Exercise quantification from single camera view markerless 3D pose estimation

Heliyon. 2024 Mar 12;10(6):e27596. doi: 10.1016/j.heliyon.2024.e27596. eCollection 2024 Mar 30.

Abstract

Sports physiotherapists and coaches are tasked with evaluating the movement quality of athletes across the spectrum of ability and experience. However, the accuracy of visual observation is low and existing technology outside of expensive lab-based solutions has limited adoption, leading to an unmet need for an efficient and accurate means to measure static and dynamic joint angles during movement, converted to movement metrics useable by practitioners. This paper proposes a set of pose landmarks for computing frequently used joint angles as metrics of interest to sports physiotherapists and coaches in assessing common strength-building human exercise movements. It then proposes a set of rules for computing these metrics for a range of common exercises (single and double drop jumps and counter-movement jumps, deadlifts and various squats) from anatomical key-points detected using video, and evaluates the accuracy of these using a published 3D human pose model trained with ground truth data derived from VICON motion capture of common rehabilitation exercises.
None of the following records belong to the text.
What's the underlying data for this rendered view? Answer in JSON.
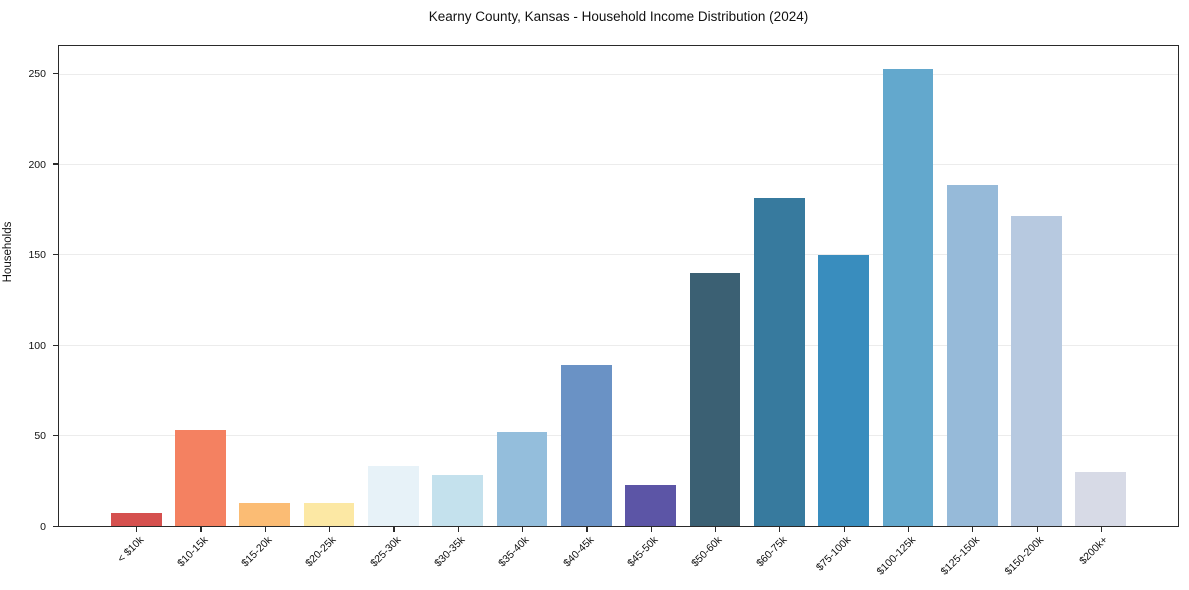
{
  "chart_data": {
    "type": "bar",
    "title": "Kearny County, Kansas - Household Income Distribution (2024)",
    "xlabel": "",
    "ylabel": "Households",
    "categories": [
      "< $10k",
      "$10-15k",
      "$15-20k",
      "$20-25k",
      "$25-30k",
      "$30-35k",
      "$35-40k",
      "$40-45k",
      "$45-50k",
      "$50-60k",
      "$60-75k",
      "$75-100k",
      "$100-125k",
      "$125-150k",
      "$150-200k",
      "$200k+"
    ],
    "values": [
      7,
      53,
      13,
      13,
      33,
      28,
      52,
      89,
      23,
      140,
      182,
      150,
      253,
      189,
      172,
      30
    ],
    "bar_colors": [
      "#d5504e",
      "#f48161",
      "#fbbc74",
      "#fce8a4",
      "#e7f2f8",
      "#c4e1ed",
      "#94bedc",
      "#6a92c5",
      "#5c55a6",
      "#3b6073",
      "#377a9e",
      "#398dbe",
      "#63a8cd",
      "#96bad9",
      "#b7c9e0",
      "#d7dae6"
    ],
    "yticks": [
      0,
      50,
      100,
      150,
      200,
      250
    ],
    "ylim": [
      0,
      266
    ],
    "grid": "horizontal",
    "gridline_color": "#ececec",
    "legend": "none",
    "background_color": "#ffffff"
  }
}
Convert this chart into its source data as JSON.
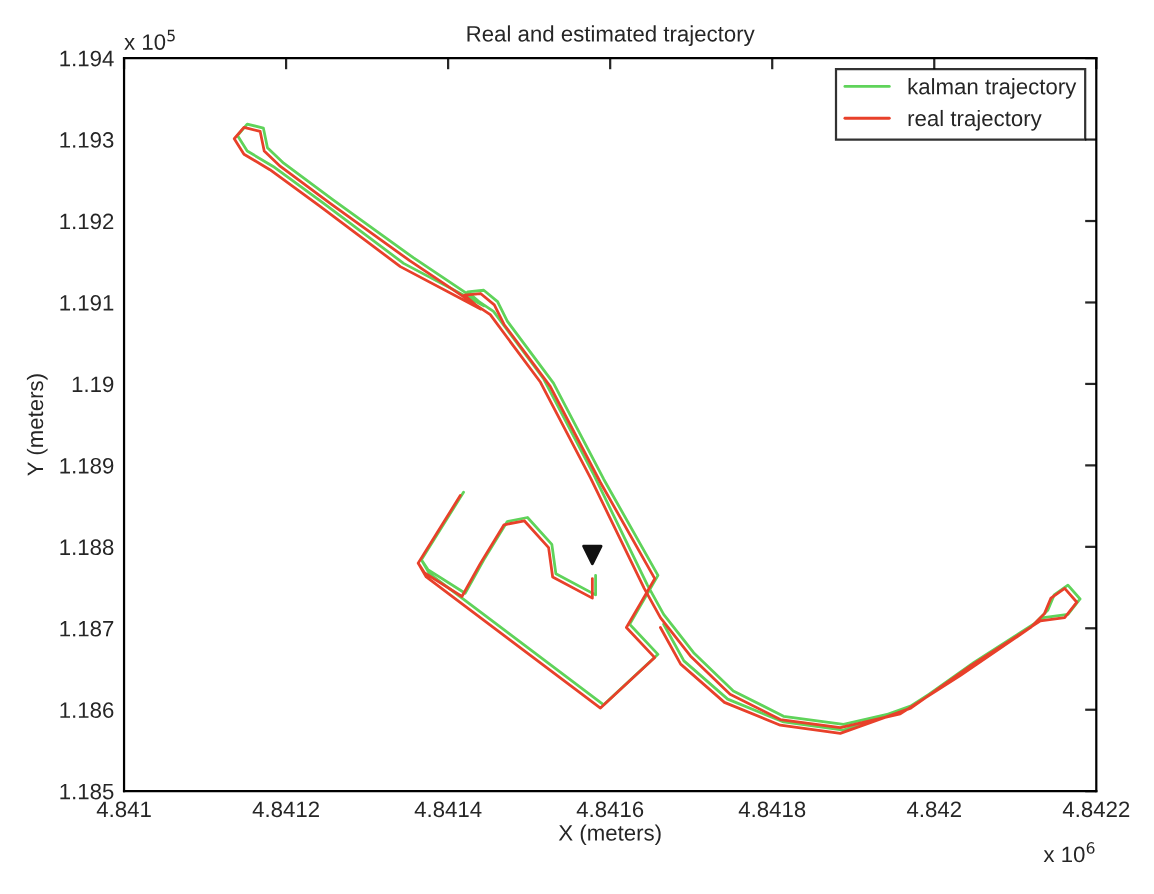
{
  "chart_data": {
    "type": "line",
    "title": "Real and estimated trajectory",
    "xlabel": "X (meters)",
    "ylabel": "Y (meters)",
    "annotations": [
      "x 10$^{5}$",
      "x 10$^{6}$"
    ],
    "xlim": [
      4.841,
      4.8422
    ],
    "xticks": [
      4.841,
      4.8412,
      4.8414,
      4.8416,
      4.8418,
      4.842,
      4.8422
    ],
    "ylim": [
      1.185,
      1.194
    ],
    "yticks": [
      1.185,
      1.186,
      1.187,
      1.188,
      1.189,
      1.19,
      1.191,
      1.192,
      1.193,
      1.194
    ],
    "grid": false,
    "legend": "top right",
    "marker": "none",
    "line_style": "solid",
    "series": [
      {
        "name": "kalman trajectory",
        "color": "#5fd35a",
        "x": [
          4.841582,
          4.841582,
          4.841533,
          4.841528,
          4.841498,
          4.841473,
          4.841444,
          4.841421,
          4.841375,
          4.841367,
          4.841419,
          4.841367,
          4.841377,
          4.841592,
          4.841659,
          4.841624,
          4.841641,
          4.841659,
          4.841592,
          4.84153,
          4.841473,
          4.841461,
          4.841444,
          4.841424,
          4.841444,
          4.841345,
          4.841246,
          4.841184,
          4.841152,
          4.84114,
          4.841152,
          4.841172,
          4.841177,
          4.841197,
          4.841258,
          4.841357,
          4.841456,
          4.841518,
          4.84158,
          4.841646,
          4.841666,
          4.841703,
          4.841752,
          4.841814,
          4.841888,
          4.841962,
          4.842036,
          4.842123,
          4.84214,
          4.842148,
          4.842165,
          4.84218,
          4.842165,
          4.842135,
          4.842049,
          4.841975,
          4.841888,
          4.841814,
          4.841745,
          4.841691,
          4.841666
        ],
        "values": [
          1.18765,
          1.18741,
          1.18767,
          1.18803,
          1.18836,
          1.18831,
          1.18784,
          1.18743,
          1.18772,
          1.18784,
          1.18867,
          1.18784,
          1.18767,
          1.18606,
          1.18668,
          1.18705,
          1.18734,
          1.18765,
          1.18883,
          1.19001,
          1.19077,
          1.19101,
          1.19115,
          1.19113,
          1.19096,
          1.19148,
          1.19222,
          1.19267,
          1.19286,
          1.19305,
          1.19319,
          1.19314,
          1.1929,
          1.19271,
          1.19226,
          1.19155,
          1.19089,
          1.19006,
          1.18888,
          1.18753,
          1.18717,
          1.1867,
          1.18623,
          1.18592,
          1.18582,
          1.18599,
          1.18646,
          1.18705,
          1.18722,
          1.18741,
          1.18753,
          1.18736,
          1.18717,
          1.18713,
          1.18658,
          1.18606,
          1.18575,
          1.18585,
          1.18613,
          1.1866,
          1.18705
        ]
      },
      {
        "name": "real trajectory",
        "color": "#e8402a",
        "x": [
          4.841578,
          4.841578,
          4.841529,
          4.841524,
          4.841494,
          4.841469,
          4.84144,
          4.841417,
          4.841371,
          4.841363,
          4.841415,
          4.841363,
          4.841373,
          4.841588,
          4.841655,
          4.84162,
          4.841637,
          4.841655,
          4.841588,
          4.841526,
          4.841469,
          4.841457,
          4.84144,
          4.84142,
          4.84144,
          4.841341,
          4.841242,
          4.84118,
          4.841148,
          4.841136,
          4.841148,
          4.841168,
          4.841173,
          4.841193,
          4.841254,
          4.841353,
          4.841452,
          4.841514,
          4.841576,
          4.841642,
          4.841662,
          4.841699,
          4.841748,
          4.84181,
          4.841884,
          4.841958,
          4.842032,
          4.842119,
          4.842136,
          4.842144,
          4.842161,
          4.842176,
          4.842161,
          4.842131,
          4.842045,
          4.841971,
          4.841884,
          4.84181,
          4.841741,
          4.841687,
          4.841662
        ],
        "values": [
          1.18761,
          1.18737,
          1.18763,
          1.18799,
          1.18832,
          1.18827,
          1.1878,
          1.18739,
          1.18768,
          1.1878,
          1.18863,
          1.1878,
          1.18763,
          1.18602,
          1.18664,
          1.18701,
          1.1873,
          1.18761,
          1.18879,
          1.18997,
          1.19073,
          1.19097,
          1.19111,
          1.19109,
          1.19092,
          1.19144,
          1.19218,
          1.19263,
          1.19282,
          1.19301,
          1.19315,
          1.1931,
          1.19286,
          1.19267,
          1.19222,
          1.19151,
          1.19085,
          1.19002,
          1.18884,
          1.18749,
          1.18713,
          1.18666,
          1.18619,
          1.18588,
          1.18578,
          1.18595,
          1.18642,
          1.18701,
          1.18718,
          1.18737,
          1.18749,
          1.18732,
          1.18713,
          1.18709,
          1.18654,
          1.18602,
          1.18571,
          1.18581,
          1.18609,
          1.18656,
          1.18701
        ]
      },
      {
        "type": "scatter",
        "marker": "triangle",
        "color": "#111111",
        "x": [
          4.841578
        ],
        "values": [
          1.1879
        ]
      }
    ]
  }
}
Results show a set of mathematically defined metrics which are derived from the chosen pose landmarks, and which are sufficient to compute the metrics for each of the exercises under consideration. Comparison to ground truth data showed that root mean square angle errors were within 10° for all exercises for the following metrics: shin angle, knee varus/valgus and left/right flexion, hip flexion and pelvic tilt, trunk angle, spinal flexion lower/upper/mid and rib flare. Larger errors (though still all within 15°) were observed for shoulder flexion and ASIS asymmetry in some exercises, notably front squats and drop-jumps. In conclusion, the contribution of this paper is that a set of sufficient key-points and associated metrics for exercise assessment from 3D human pose have been uniquely defined. Further, we found generally very good accuracy of the Strided Transformer 3D pose model in predicting these metrics for the chosen set of exercises from a single mobile device camera, when trained on a suitable set of functional exercises recorded using a VICON motion capture system. Future assessment of generalization is needed.

Keywords: Computer vision; Injury biomechanics; Markerless; Motion capture; Pose estimation; Sports biomechanics.